Pourquoi c’est devenu un journal ? Oui, oui, oui, bien sûr, on y va. L’idée de départ c’était Urs. Parce que lui était éditeur. Et il a rencontré Marie, et il a proposé à Marie de faire une revue littéraire pour l’Institut littéraire suisse qui venait de se créer. Son idée c’était de dire on fait un format journal d’abord, parce qu’il trouvait chouette, pas trop noble. Et puis surtout parce que ça réglait le problème de la diffusion. C’est-à-dire l’idée c’était de faire un format journal qui ressemblait toujours au format d’un journal réellement existant, par exemple, le Courrier, les différents journaux avec qui on a collaboré, et que la Liesette soit un supplément de ces journaux de manière à pouvoir être distribuée directement par milliers d’exemplaires chez les abonné·exs et dans les kiosques.
Et puis, il y a eu la crise des journaux, de la presse écrite, qui est venue. Et du coup, après, tout d’un coup, iels nous répondaient, OK, mais c’est comme un supplément publicitaire. C’est des milliers de francs, quoi, de faire un supplément publicitaire. Profitons de ce moment pour essayer de réfléchir avec la rédaction à une nouvelle forme de Liesette. On a travaillé ensemble avec les étudiant·exs de graphisme, c’était vraiment chouette. Iels ont fait une proposition de gros livres.

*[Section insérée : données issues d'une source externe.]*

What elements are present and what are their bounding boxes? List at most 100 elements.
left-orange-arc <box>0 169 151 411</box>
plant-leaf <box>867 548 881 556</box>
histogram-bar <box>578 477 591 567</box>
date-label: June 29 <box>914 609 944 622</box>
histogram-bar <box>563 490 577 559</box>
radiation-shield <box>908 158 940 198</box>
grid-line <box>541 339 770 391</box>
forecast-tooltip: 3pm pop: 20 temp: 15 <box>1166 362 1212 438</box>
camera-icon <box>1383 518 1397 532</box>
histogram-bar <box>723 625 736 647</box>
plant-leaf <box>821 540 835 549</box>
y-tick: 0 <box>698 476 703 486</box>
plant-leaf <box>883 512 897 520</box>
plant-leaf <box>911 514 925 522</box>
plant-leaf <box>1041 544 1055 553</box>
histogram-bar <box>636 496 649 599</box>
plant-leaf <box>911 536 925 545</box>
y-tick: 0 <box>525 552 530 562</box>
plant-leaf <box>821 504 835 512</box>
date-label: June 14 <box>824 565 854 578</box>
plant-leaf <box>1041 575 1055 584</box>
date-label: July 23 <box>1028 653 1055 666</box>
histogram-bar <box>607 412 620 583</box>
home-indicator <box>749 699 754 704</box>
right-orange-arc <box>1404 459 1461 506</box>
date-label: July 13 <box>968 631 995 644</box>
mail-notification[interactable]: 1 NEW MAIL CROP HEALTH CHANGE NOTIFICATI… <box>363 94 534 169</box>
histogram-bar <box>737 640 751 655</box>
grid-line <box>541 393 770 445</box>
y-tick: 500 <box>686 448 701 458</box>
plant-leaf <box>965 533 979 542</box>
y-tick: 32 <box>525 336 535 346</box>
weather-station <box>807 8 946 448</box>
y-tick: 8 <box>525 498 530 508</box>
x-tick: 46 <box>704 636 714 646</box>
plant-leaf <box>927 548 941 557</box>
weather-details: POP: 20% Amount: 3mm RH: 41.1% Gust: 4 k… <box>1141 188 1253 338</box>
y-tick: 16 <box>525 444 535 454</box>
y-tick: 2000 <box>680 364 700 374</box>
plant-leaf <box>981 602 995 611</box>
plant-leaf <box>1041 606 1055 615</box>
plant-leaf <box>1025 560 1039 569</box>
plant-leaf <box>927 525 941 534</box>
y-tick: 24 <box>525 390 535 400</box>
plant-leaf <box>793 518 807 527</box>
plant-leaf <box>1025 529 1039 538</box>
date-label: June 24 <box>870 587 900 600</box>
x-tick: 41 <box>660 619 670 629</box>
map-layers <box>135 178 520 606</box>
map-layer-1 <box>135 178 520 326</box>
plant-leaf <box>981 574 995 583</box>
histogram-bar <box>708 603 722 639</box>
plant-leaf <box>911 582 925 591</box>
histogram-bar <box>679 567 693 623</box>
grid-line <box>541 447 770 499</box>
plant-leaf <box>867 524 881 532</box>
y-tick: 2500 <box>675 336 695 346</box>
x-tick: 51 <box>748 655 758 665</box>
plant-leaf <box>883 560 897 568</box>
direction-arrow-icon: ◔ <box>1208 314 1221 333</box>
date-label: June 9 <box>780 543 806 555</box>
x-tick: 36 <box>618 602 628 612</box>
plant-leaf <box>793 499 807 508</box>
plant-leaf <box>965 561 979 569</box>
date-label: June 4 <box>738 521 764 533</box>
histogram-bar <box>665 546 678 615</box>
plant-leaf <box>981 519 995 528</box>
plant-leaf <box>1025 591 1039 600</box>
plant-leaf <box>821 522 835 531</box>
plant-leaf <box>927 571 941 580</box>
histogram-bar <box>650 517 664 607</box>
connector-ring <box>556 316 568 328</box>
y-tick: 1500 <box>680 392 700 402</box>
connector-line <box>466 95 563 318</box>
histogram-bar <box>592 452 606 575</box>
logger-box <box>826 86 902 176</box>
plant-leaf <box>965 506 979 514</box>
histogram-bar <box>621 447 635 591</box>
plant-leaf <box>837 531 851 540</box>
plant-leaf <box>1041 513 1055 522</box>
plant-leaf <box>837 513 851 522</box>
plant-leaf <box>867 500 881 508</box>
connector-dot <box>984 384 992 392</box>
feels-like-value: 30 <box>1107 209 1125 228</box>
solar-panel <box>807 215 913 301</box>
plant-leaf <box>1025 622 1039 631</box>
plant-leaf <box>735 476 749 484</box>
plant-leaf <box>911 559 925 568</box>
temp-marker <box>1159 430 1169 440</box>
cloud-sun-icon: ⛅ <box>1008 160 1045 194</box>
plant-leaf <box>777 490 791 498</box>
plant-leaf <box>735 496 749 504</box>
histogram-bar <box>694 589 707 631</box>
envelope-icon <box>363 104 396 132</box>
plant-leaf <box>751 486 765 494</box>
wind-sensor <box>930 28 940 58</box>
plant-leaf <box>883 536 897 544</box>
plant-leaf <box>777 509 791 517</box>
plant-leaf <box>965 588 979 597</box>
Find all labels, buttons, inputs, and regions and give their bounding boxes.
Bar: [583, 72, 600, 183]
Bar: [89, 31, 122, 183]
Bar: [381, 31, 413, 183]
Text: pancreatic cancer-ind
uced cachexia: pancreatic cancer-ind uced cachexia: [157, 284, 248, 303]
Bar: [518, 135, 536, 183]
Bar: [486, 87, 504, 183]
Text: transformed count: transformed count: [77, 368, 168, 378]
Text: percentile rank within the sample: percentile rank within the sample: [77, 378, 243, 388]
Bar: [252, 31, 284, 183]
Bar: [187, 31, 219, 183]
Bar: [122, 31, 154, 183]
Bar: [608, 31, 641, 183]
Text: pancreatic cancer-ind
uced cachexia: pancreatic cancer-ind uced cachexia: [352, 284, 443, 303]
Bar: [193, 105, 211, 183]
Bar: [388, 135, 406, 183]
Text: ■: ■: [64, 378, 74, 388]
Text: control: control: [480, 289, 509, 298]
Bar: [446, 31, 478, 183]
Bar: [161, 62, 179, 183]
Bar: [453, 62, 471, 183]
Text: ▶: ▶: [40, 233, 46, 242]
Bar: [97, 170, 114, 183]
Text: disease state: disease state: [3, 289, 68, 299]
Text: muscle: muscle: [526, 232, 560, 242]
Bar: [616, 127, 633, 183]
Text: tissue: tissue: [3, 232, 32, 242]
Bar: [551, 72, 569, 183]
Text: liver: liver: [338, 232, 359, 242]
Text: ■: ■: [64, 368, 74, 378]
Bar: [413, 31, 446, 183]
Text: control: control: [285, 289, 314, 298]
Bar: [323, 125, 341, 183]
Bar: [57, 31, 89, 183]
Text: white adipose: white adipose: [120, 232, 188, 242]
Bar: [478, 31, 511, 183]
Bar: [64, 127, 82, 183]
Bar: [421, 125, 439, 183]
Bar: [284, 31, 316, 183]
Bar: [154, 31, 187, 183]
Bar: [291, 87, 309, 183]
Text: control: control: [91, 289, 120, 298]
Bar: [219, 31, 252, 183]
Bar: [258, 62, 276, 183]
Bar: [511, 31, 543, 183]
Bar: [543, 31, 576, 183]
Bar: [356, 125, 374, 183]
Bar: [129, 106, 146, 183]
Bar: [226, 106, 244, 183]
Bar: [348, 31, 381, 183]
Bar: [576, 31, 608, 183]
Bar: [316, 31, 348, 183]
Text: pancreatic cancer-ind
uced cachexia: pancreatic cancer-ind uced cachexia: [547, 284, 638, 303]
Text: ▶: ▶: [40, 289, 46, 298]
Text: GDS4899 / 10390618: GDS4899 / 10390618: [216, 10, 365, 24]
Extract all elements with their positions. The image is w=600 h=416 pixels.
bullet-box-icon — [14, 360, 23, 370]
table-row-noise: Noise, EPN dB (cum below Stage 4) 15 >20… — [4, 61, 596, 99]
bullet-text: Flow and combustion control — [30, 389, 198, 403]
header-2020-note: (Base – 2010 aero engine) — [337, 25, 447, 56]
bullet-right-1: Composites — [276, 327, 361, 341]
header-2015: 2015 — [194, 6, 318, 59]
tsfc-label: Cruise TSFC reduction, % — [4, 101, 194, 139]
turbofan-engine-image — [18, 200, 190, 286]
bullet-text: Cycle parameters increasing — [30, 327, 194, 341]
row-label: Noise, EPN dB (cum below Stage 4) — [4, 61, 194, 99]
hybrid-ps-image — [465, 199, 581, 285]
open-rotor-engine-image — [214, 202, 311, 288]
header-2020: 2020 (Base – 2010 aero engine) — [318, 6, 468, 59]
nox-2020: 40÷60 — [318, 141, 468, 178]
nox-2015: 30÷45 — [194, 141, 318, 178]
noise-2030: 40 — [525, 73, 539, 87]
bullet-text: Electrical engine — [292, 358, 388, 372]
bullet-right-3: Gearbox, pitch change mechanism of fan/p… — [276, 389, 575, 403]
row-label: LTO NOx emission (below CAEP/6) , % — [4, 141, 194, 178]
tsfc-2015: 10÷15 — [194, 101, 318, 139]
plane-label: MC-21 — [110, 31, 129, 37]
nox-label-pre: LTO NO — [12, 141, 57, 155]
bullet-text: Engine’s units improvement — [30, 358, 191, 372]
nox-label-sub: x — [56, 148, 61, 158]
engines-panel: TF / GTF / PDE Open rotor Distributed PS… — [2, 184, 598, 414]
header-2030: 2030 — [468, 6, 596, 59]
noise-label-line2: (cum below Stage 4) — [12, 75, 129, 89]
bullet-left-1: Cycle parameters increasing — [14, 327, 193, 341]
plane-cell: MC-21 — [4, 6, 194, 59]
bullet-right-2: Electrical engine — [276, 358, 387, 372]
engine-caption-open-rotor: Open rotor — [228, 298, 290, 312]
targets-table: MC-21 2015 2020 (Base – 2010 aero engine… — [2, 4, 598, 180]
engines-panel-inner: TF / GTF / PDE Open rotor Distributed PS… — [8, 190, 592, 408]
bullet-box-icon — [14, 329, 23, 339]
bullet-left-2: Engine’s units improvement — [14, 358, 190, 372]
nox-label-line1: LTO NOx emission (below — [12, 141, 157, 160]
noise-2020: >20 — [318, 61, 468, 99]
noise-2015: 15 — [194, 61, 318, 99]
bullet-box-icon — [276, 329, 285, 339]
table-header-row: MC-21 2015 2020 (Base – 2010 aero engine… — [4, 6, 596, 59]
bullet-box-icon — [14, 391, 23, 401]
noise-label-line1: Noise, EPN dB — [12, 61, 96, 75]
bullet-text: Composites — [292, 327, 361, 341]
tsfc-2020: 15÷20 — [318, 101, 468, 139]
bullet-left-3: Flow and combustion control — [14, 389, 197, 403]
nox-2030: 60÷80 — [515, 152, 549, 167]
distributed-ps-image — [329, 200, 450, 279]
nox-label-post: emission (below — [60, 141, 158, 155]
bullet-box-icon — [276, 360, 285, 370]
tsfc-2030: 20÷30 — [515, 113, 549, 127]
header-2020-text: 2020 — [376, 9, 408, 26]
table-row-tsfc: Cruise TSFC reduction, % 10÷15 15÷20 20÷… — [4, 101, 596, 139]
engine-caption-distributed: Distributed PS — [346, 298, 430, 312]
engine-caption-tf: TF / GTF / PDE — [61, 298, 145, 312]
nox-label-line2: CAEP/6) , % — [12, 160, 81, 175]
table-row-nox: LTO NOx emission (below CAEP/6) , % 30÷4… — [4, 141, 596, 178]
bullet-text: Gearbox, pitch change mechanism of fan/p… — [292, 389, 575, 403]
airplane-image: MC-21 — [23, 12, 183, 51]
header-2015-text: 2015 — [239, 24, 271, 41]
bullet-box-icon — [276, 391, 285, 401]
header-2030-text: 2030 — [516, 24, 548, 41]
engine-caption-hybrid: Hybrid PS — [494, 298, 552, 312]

Il y avait plein de textes, d’ateliers, et des portraits d’ancien·nexs. OK. Je crois qu’il y a deux ou trois centaines de pages dans ce truc, c’est énorme. Alors on a réfléchi à une nouvelle forme encore. On voulait être engagé·exs dans ce processus de production, tout le long, avoir des choix. Du choix des textes à la reliure des exemplaires, le comité est impliqué dans toutes les étapes maintenant ! Ça fait ce grand carnet, plié, façonné à l’institut par nous toustes.
Forme
Alors, comment, qu’est-ce que c’est la Liesette ? Il y a toujours une traduction dans l’autre langue par les membres de la rédaction. C’est des textes littéraires qui répondent à un appel avec un thème. Cette année, c’était 9 doigts / 15 Finger. C’est quand même plus, c’est des textes, enfin, encore moins posés, peut-être, je ne sais pas comment on peut dire ça, c’est des textes d’étudiant·exs et d’alumni·exs de l’institut. Pas forcément terminés. Très en mouvement, enfin, un peu… frais ! Et du coup, c’est aussi pour ça que le layout a ce truc continu. Enfin, c’est toujours divisé, t’as la page A3, et puis il y a toujours le texte, il dépasse du milieu, ça veut dire que le prochain titre vient sur le prochain carré. Du coup, la graphiste, elle sait le thème de l’année, elle sait les noms, elle sait que ça sera imprimé en riso, elle sait la ligne générale, puis après, elle fait une proposition. Non, c’est toujours très bien. Ensuite, on plie. Ouais, donc c’est imprimé sur place là-bas, à Bümpliz, la couverture. Le reste est imprimé ici, sur un joli papier. Et après, on termine tout ici. La pliure, la reliure.
Oui, je crois qu’il y a quand même, pédagogiquement, beaucoup, je trouve, qui s’apprend avec la Liesette. Lire un texte, discuter un texte, trouver les arguments pour un texte, traduire les textes, relire les textes les uns des autres, donner un retour. Ensuite la production, ensuite la lecture. Enfin, c’est vraiment un truc un peu A-Z qui se passe dedans. Et je trouve que c’est tellement enrichissant !
Processus éditorial
Je trouve que ça a un peu bougé, la ligne éditoriale. C’était pas très clair. J’ai l’impression qu’avec Urs, à l’époque, on était toujours un peu… ça dépend énormément des rédactions ! Mais le truc qui a été une sorte de tension, c’est de savoir ce que c’est, une revue d’école. Il y a toujours eu cette question : est-ce qu’on laisse les enseignant·exs écrire dans la revue ? Non. C’est compliqué pour des étudiant·exs de dire non à leurs personnes responsables du mentorat. C’est plus simple entre camarades, même si, parfois, ça pique quand c’est un·ex pote. Y a eu des cas où c’était délicat, mais voilà, on a jamais vraiment dévié de cette règle.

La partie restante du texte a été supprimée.